By Carol Tannenhauser
The news that Harry Belafonte, the groundbreaking singer, actor, and civil rights activist, died on Tuesday at the age of 96 was reported by The New York Times, and word of it rippled across the media and the Upper West Side, where Mr. Belafonte lived for many decades.
Stories are written about his difficulty finding an apartment during the segregated 1950s, and how he foiled a racist landlord. Here is one from the Observer, written in 2005:
In the late 1950’s, Harry Belafonte was on top of the world. In 1956, he had recorded the album Calypso—the first ever to sell over one million copies—and had ignited a Jamaican music craze. Awards, accolades, celebrity and its attendant glamour followed in spades.
But none of this was enough to impress a landlord on West End Avenue, who turned Mr.
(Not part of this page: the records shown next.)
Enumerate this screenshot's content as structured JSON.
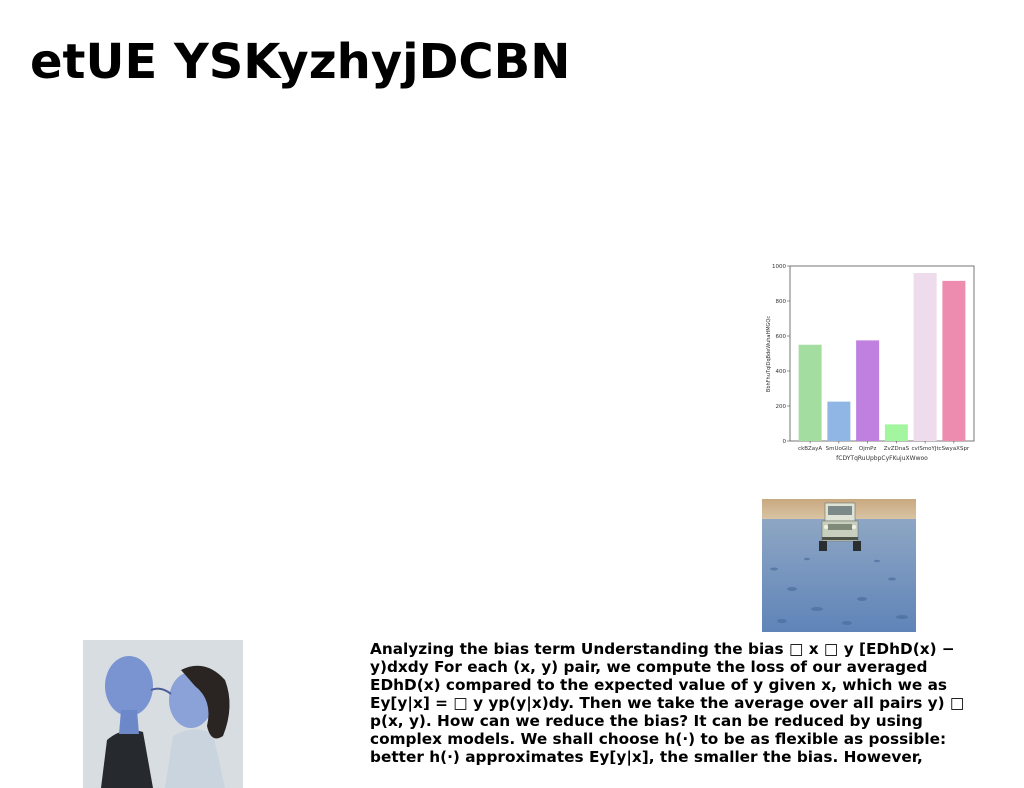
{
  "page": {
    "title": "etUE YSKyzhyjDCBN"
  },
  "figures": {
    "jeep_photo": {
      "icon": "jeep-on-salt-flat-photo"
    },
    "couple_photo": {
      "icon": "couple-kissing-photo"
    }
  },
  "chart_data": {
    "type": "bar",
    "categories": [
      "ckBZayA",
      "SmUoGllz",
      "OjmPz",
      "ZvZDnaS",
      "cvlSmoYJt",
      "cSwyaXSpr"
    ],
    "values": [
      550,
      225,
      575,
      95,
      960,
      915
    ],
    "colors": [
      "#a3dea0",
      "#8fb6e4",
      "#bf80e0",
      "#a3f5a0",
      "#eedcec",
      "#ee8cb0"
    ],
    "xlabel": "fCDYTqRuUpbpCyFKujuXWwoo",
    "ylabel": "BbhFhuTqIDqBdeWuhaHMGQc",
    "ylim": [
      0,
      1000
    ],
    "yticks": [
      "0",
      "200",
      "400",
      "600",
      "800",
      "1000"
    ],
    "grid": false
  },
  "body": {
    "text": "Analyzing the bias term Understanding the bias □ x □ y [EDhD(x) − y)dxdy For each (x, y) pair, we compute the loss of our averaged EDhD(x) compared to the expected value of y given x, which we as Ey[y|x] = □ y yp(y|x)dy. Then we take the average over all pairs y) □ p(x, y). How can we reduce the bias? It can be reduced by using complex models. We shall choose h(·) to be as flexible as possible: better h(·) approximates Ey[y|x], the smaller the bias. However,"
  }
}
Belafonte down for an apartment in his stately building, which dated back to the turn of the century.
The singer-cum-activist fought back not with picket signs, but with the muscle celebrities give such a workout: money. He bought the entire 13-story building and converted it to a co-op two years later, attracting the likes of singer Lena Horne to take up residence there.
Tributes about Mr. Belafante’s storied life, career, and participation in the global civil rights movement abound. We add the following local vignette from the West Side Rag, by Lydia Wilen, about her and her sister’s memorable encounter with this unforgettable man.
Decades ago, my sister Joany and I were looking for an affordable UWS apartment. The realtor took us to a building on West End Avenue in the 70s. The minute we walked into the apartment we knew it wasn’t for us. The realtor said, “I’ll leave you here to picture its potential.” Before stepping out the door, she turned back to add, “Harry Belafonte lives in the building.” Harry Belafonte! Joany was in love with him and had every one of his albums. I convinced her that even if we moved into this apartment, we’d never see Harry. We rang for the elevator. It came. The door opened and — you’re probably thinking there he was….wrong. We got in and when it reached the lobby, the door opened and there was Harry Belafonte. He smiled his beautiful smile and stepped aside allowing us to exit. We still didn’t take the apartment, but what a memorable D-a-a-a-a-y-O!